Thursday's proposal has been in the works for well over a year at the U.S. Securities and Exchange Commission. But the rule-writing was put on the fast track last August after Knight Capital nearly went bust due to a software glitch that led to $440 million in losses.
The SEC's four commissioners unanimously agreed to put the plan out for comment, saying the rules are critical to preventing market disruptions that can unnerve investors.
"While it is not possible to prevent every technological error each market participant may commit, as the overseer of our securities markets, it is the commission's responsibility to ensure that our regulations are designed to minimize their impact on our markets and ultimately investors," said SEC Chairman Elisse Walter.
The proposal requires roughly 44 different entities including exchanges, clearing agencies and trading platforms known as "alternative trading systems" that meet certain volume thresholds to establish procedures to ensure the capacity, integrity, security and resiliency of their systems.
The plan calls for these groups to notify the agency about problems with or changes to technology systems, to designate individuals or firms to participate in testing business continuity and disaster recovery plans at least once a year, and to give SEC staff access to systems so they can monitor compliance, according to an SEC fact sheet.
The Knight debacle is just one incident in a string of high-profile technology errors that plagued the markets in 2012, from Nasdaq's botched handling of Facebook's initial public offering, to problems that forced BATS Global Markets to withdraw its own company's IPO.
Then, in October, the stock market shut down for two days during Superstorm Sandy despite contingency plans, in part because of lingering concerns about potential malfunctions.
The SEC's proposal, if adopted, would replace a long-time voluntary standard known as "automation review policies" or ARP.

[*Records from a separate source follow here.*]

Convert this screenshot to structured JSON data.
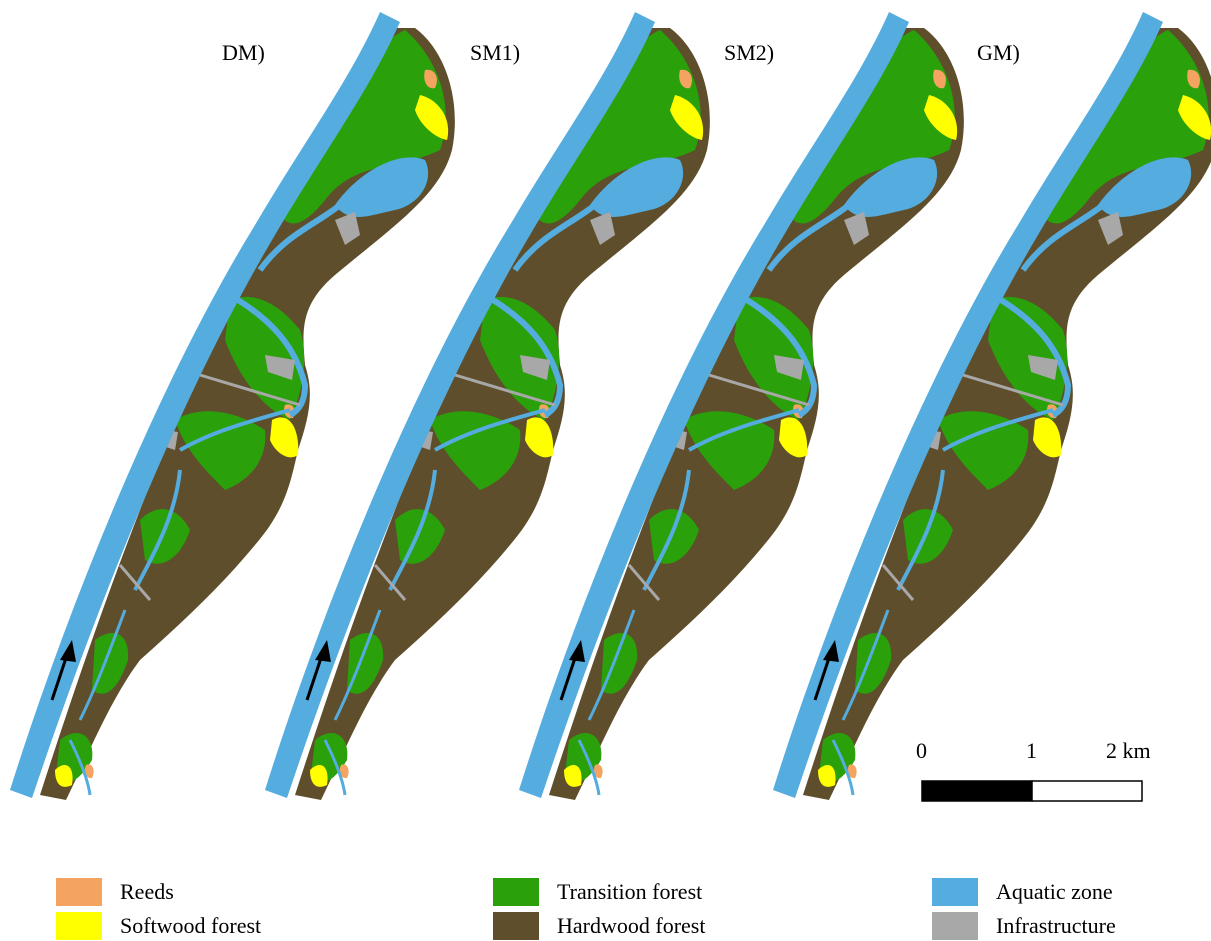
{
  "panels": [
    {
      "title": "DM)"
    },
    {
      "title": "SM1)"
    },
    {
      "title": "SM2)"
    },
    {
      "title": "GM)"
    }
  ],
  "scale_bar": {
    "labels": [
      "0",
      "1",
      "2 km"
    ],
    "segment_colors": [
      "#000000",
      "#ffffff"
    ]
  },
  "legend": [
    {
      "label": "Reeds",
      "color": "#f4a460"
    },
    {
      "label": "Softwood forest",
      "color": "#ffff00"
    },
    {
      "label": "Transition forest",
      "color": "#2aa00a"
    },
    {
      "label": "Hardwood forest",
      "color": "#5f4e2b"
    },
    {
      "label": "Aquatic zone",
      "color": "#55acdf"
    },
    {
      "label": "Infrastructure",
      "color": "#a8a8a8"
    }
  ],
  "flow_direction_icon": "arrow-icon"
}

In replacing voluntary guidelines with rules, it means the SEC would be able to take enforcement action against violators. However, the proposal also outlines a safe harbor that firms can follow to help give them some legal protection.
The SEC first developed ARP following the 1987 market crash. ARP sets forth guidance for exchanges, some alternative trading systems and for clearing agencies to help ensure their systems are stable, secure and have the capacity to deal with glitches that could send markets into a tailspin.
Still, not everyone on the commission on Thursday was fully satisfied that the draft proposal is robust, despite the unanimous vote to put it out for comment.
SEC Commissioner Luis Aguilar, a Democrat, said he is worried the proposal does not mandate compliance with a specific set of standards, and offers instead only a set of model policies.
He also said he does not like how the plan provides a "safe harbor" that would protect firms and their employees as long as they have policies that are reasonably designed to comply with the rules.
"An unprecedented safe harbor in a rule that does not require clear, identifiable, and meaningful standards, and that does not require policies and procedures to be reviewed by an independent third party and certified by senior officers, will result in a rule proposal that falls short of its goal," Aguilar said.